Picture: 123RF/SOLAR SEVEN
Picture: 123RF/SOLAR SEVEN

Shanghai/New York — Asian shares rose to record highs on Friday, with Japan’s Nikkei hitting a three-decade peak as investors looked beyond rising coronavirus cases and political unrest in the US to focus on hopes for an economic recovery later in the year.

The upbeat mood came after Wall Street hit record highs on Thursday while bond prices fell as markets bet a new Democratic-controlled government would lead to heavy spending and borrowing to support the US economic recovery.

“Market participants are fairly optimistic with how things are progressing … in the US the potential for more stimulus certainly is a boon to the economy,” said James Tao, analyst at CommSec in Sydney. “You’ve got the vaccines now coming through, getting the approvals — it’s all happening pretty quickly,” he added.

The buoyant mood lifted MSCI’s broadest index of Asia-Pacific shares outside Japan up 1%, touching a record high. Seoul’s Kospi led the way, charging 2.8% higher, also to a record high. In Tokyo, the Nikkei added 1.73%, hitting its highest level since August 1990.

Hong Kong’s Hang Seng rose 1.2% despite reports the Trump administration is considering banning US entities from investing in an expanded list of Chinese companies in the waning days of the presidency, and despite the delisting of major Chinese telecoms firms from the FTSE Russell and MSCI indices.

Chinese blue-chip shares were flat after recent gains and Australia’s S&P/ASX 200 rose only 0.48% after the state of Queensland enforced a three-day lockdown in its capital, Brisbane, after the discovery of a case of the more contagious UK variant of Covid-19.

On Thursday, the Dow Jones Industrial Average rose 0.69%, the S&P 500 gained 1.48% and the Nasdaq Composite added 2.56% — with all three indices finishing at record closing highs.
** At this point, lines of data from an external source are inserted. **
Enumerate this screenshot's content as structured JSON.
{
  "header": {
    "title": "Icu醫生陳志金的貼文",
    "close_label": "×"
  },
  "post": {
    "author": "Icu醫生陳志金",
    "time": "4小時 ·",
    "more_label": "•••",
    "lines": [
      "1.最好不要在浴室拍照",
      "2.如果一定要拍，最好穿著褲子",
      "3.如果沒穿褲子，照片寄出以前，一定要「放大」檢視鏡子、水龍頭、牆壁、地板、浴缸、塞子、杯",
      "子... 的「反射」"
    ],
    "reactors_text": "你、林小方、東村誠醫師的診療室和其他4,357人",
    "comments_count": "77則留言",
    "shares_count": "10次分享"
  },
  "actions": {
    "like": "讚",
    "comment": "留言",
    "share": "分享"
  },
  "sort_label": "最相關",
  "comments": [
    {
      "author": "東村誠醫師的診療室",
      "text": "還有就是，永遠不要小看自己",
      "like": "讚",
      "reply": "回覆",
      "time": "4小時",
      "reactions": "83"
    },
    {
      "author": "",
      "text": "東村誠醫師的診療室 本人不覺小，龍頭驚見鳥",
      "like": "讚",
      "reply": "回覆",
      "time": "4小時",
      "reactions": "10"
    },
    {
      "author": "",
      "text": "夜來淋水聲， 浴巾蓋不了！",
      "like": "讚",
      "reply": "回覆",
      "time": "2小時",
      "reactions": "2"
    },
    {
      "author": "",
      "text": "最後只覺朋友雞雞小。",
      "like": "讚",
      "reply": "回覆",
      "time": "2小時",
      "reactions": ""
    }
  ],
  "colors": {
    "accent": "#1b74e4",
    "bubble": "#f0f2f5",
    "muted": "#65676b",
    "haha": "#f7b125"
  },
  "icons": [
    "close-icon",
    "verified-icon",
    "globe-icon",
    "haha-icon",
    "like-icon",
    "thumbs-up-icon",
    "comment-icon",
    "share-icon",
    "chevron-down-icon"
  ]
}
The gains follow expectations that Democratic control of both US houses of Congress will help the party of president-elect Joe Biden push through larger fiscal stimulus and comes despite political unrest in Washington DC.
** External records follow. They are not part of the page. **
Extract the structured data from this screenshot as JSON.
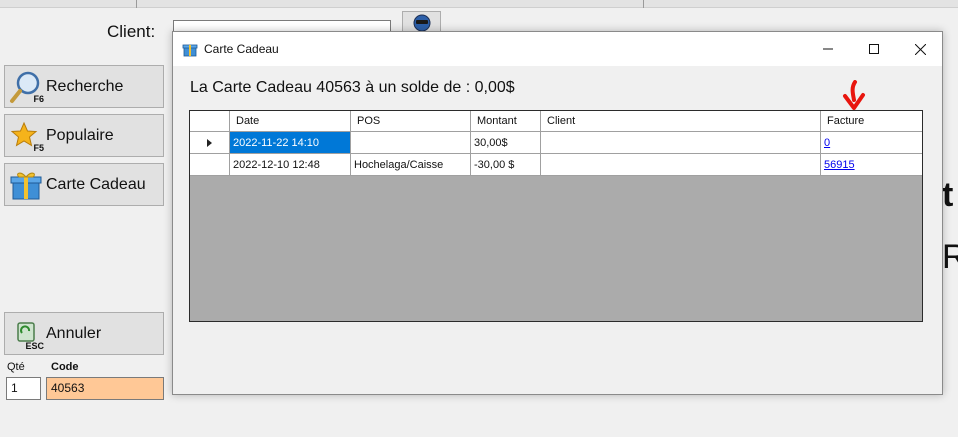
{
  "client": {
    "label": "Client:",
    "value": ""
  },
  "sidebar": {
    "buttons": [
      {
        "label": "Recherche",
        "key": "F6"
      },
      {
        "label": "Populaire",
        "key": "F5"
      },
      {
        "label": "Carte Cadeau"
      },
      {
        "label": "Annuler",
        "key": "ESC"
      }
    ]
  },
  "entry": {
    "qty_label": "Qté",
    "code_label": "Code",
    "qty_value": "1",
    "code_value": "40563"
  },
  "background": {
    "text_1": "t",
    "text_2": "R"
  },
  "dialog": {
    "title": "Carte Cadeau",
    "balance_text": "La Carte Cadeau 40563 à un solde de : 0,00$",
    "columns": [
      "Date",
      "POS",
      "Montant",
      "Client",
      "Facture"
    ],
    "rows": [
      {
        "date": "2022-11-22 14:10",
        "pos": "",
        "montant": "30,00$",
        "client": "",
        "facture": "0"
      },
      {
        "date": "2022-12-10 12:48",
        "pos": "Hochelaga/Caisse",
        "montant": "-30,00 $",
        "client": "",
        "facture": "56915"
      }
    ]
  },
  "colors": {
    "selection": "#0078d7",
    "code_field": "#ffc896",
    "annotation_arrow": "#e8150e",
    "grid_empty": "#ababab"
  }
}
US government officials have begun weighing removing President Donald Trump from office before Biden’s inauguration date of January 20, after Trump supporters stormed the US Capitol building.
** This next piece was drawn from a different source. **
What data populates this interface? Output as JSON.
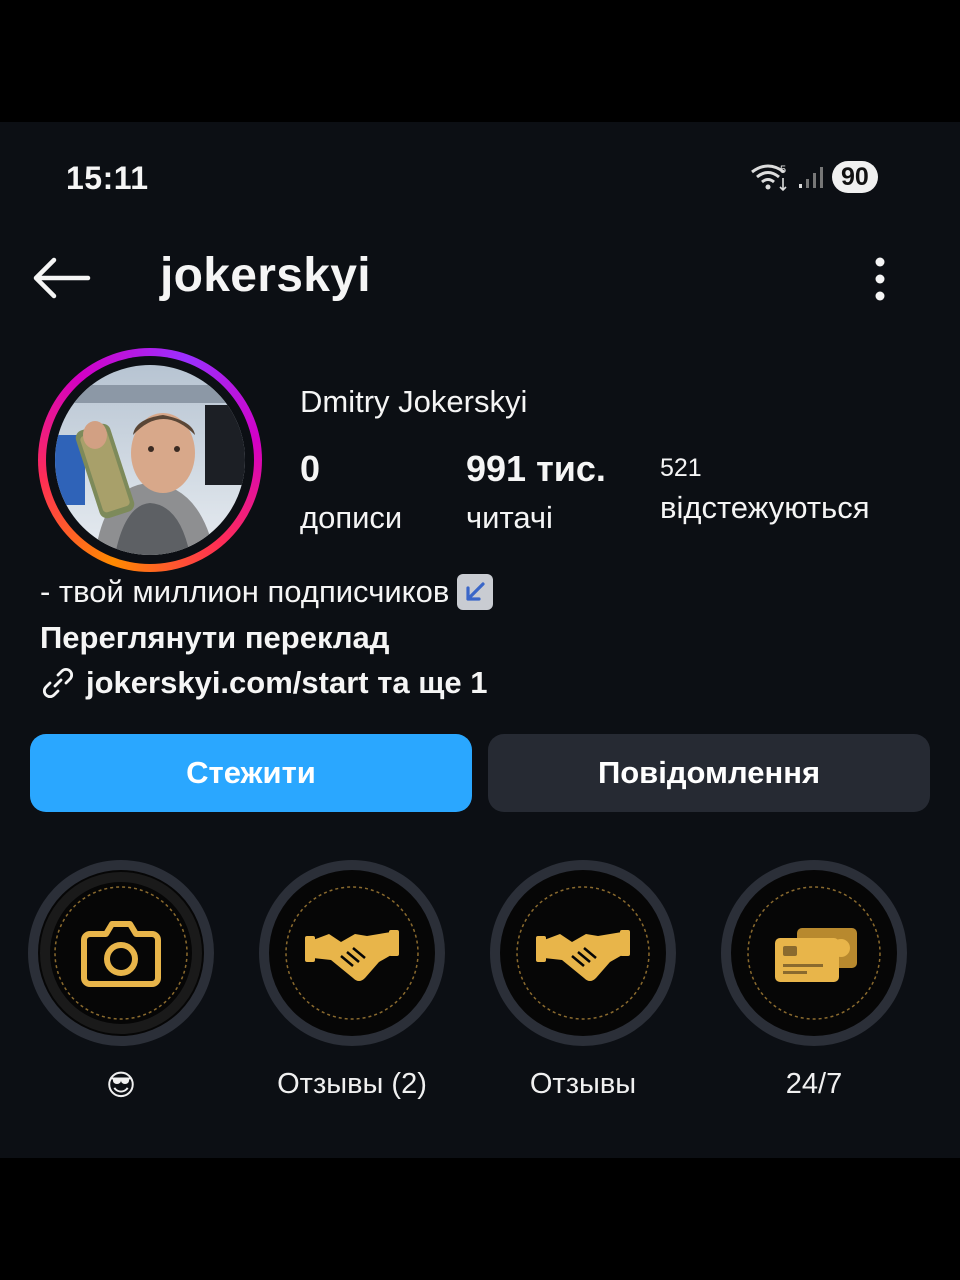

Rising risk appetite weighed on bonds, pushing benchmark US yields higher. Ten-year notes yielded 1.0998% on Friday, up from 1.017% on Thursday. The 30-year bond yielded 1.8817%, up from 1.845% Thursday.

The dollar also strengthened on hopes of a meaningful economic recovery later this year. The dollar index edged up against a basket of currencies to 89.875. The euro was down 0.11% to $1.2256 and the greenback was up by a hair against the yen to ¥103.84.

“We’re sure to see a synchronised global recovery in the second half of this year,” said ING analyst Carsten Brzeski. “Right now, there’s lots of concern about the virus and noise surrounding the vaccine. But we need to take a slightly longer view.”

Cryptocurrency bitcoin fared less well, dropping more than 5% to $37,377 after topping $40,000 for the first time on Thursday on high demand from institutional and retail investors. Market watchers have said a pullback is likely after its recent run-up.

In commodity markets, oil traders continued to focus on Saudi Arabia’s pledge to deepen production cuts. Brent crude was up 0.39% at $54.59 a barrel after touching $54.90, a high not seen since before the first Covid-19 lockdowns in the West. US West Texas Intermediate (WTI) rose 0.45% to $51.06.

Spot gold was about 0.1% lower at $1,910.87/oz.